Similarly, comedy at its best has never settled for the quick, cruel laugh. The greats became great by punching up—at hypocrisy, at power, at pretense. Punching down is content with being counterfeit clever. It cosplays transgression while coddling the status quo. It keeps the audience safe from discomfort by taking aim at someone who can’t easily fight back. That may pass for provocation, but it just gives other lazy people passive permission to smirk in solidarity while pretending no harm was done.

 

At ReelAbilities, we see the difference every day. When a film names disability directly—without pity, platitudes, or euphemism—it opens space for audience members to recognize themselves, not as stereotypes or inspiration, but as directors of their own lives. It invites conversation instead of defensiveness.

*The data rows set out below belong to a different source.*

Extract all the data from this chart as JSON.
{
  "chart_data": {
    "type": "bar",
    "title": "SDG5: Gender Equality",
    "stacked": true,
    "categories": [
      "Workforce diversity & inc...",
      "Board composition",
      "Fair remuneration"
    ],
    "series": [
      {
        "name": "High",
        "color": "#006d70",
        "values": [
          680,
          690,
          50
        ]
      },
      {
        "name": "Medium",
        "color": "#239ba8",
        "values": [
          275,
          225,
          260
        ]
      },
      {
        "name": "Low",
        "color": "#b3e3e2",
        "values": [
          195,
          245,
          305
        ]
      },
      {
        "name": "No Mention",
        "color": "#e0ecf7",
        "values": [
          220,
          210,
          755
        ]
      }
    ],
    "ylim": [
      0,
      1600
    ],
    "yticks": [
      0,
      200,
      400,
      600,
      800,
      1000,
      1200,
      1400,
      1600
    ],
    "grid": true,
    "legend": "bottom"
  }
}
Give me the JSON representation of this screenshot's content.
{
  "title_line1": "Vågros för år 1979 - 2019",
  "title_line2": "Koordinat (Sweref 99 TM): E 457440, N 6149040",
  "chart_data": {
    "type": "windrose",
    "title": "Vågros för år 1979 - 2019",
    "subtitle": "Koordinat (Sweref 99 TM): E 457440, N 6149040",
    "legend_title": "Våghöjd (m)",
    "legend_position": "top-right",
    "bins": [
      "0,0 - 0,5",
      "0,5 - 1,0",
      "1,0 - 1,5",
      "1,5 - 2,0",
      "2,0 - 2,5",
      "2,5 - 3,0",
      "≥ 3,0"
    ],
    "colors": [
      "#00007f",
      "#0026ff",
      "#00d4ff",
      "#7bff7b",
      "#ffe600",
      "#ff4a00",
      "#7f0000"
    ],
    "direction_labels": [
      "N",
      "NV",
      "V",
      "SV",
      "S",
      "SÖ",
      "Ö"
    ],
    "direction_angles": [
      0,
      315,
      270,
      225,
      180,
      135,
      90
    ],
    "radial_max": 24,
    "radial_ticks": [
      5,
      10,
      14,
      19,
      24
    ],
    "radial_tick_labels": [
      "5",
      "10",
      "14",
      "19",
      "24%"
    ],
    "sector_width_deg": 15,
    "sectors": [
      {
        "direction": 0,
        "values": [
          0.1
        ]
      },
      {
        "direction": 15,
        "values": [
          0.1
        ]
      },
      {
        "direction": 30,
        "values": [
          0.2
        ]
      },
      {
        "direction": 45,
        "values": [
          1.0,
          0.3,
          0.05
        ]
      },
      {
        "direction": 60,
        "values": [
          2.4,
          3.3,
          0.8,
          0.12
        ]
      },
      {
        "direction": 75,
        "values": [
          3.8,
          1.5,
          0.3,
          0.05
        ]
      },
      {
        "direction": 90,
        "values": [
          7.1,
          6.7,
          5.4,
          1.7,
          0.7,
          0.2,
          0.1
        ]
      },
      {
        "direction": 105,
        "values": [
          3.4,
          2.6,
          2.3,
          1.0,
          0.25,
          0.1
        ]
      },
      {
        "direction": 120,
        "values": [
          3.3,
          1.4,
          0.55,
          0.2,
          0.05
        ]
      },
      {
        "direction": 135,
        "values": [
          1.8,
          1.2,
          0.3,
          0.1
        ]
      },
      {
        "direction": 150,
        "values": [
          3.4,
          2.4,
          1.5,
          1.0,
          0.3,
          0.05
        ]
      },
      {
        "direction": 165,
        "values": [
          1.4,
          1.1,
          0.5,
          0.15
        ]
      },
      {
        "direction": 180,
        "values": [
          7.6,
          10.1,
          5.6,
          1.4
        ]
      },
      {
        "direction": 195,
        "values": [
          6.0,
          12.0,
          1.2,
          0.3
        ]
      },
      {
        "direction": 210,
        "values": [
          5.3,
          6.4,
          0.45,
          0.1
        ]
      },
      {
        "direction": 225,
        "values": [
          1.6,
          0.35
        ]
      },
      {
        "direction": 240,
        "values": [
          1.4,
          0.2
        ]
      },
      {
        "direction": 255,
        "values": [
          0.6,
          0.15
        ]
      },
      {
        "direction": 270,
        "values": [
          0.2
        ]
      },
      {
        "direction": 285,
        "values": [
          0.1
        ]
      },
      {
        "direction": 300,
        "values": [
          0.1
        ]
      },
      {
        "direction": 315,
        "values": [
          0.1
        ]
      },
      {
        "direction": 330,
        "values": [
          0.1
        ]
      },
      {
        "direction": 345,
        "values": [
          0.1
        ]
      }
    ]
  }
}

It asks artists and institutions to level up: to bake access into budgets and practices from day one; to hire disabled people in roles with real authority; to treat audio description and captions as creative choices, not afterthoughts.

 

So, what do we do?

 

  • Say the word. If “disabled” makes you flinch, ask who benefits from your discomfort—then use the word twice.

 

  • Retire the shortcuts. The R-word isn’t wit. Euphemisms aren’t kindness. Neither deepens understanding or delivers fairness. If you’re stuck, push yourself to go a bit further, use a thesaurus and find better language.

 

  • Punch up. Aim your art at power, pretense, and passivity—not at people already targeted.

 

  • Make access the architecture. Budget it, schedule it, staff it—from the first meeting to the final cut.

 

  • Measure what matters. Who’s on set, in the writers’ room, in the C-suite? Who can say yes? Who gets credited and compensated?

 

Great art raises the bar; cheap shots lower it. If you can’t clear the bar, don’t jump and then blame the bar for your failure. Miss the bar? Edit—don’t excuse. Edit like you mean it. When words evolve, society does too. Some words we say because they build the world we need. Some we refuse because they keep the old one intact. If the people most harmed tell you a word offends them, listen. Then change course. Tell a better joke. Find a fresher metaphor. Do the work that defines bravery as turning away from bullying and embracing a higher truth. Reclaim the word, reject someone else’s shame, and help move the culture forward. 

Not because of censorship, but because we hold ourselves, and each other, to a higher standard.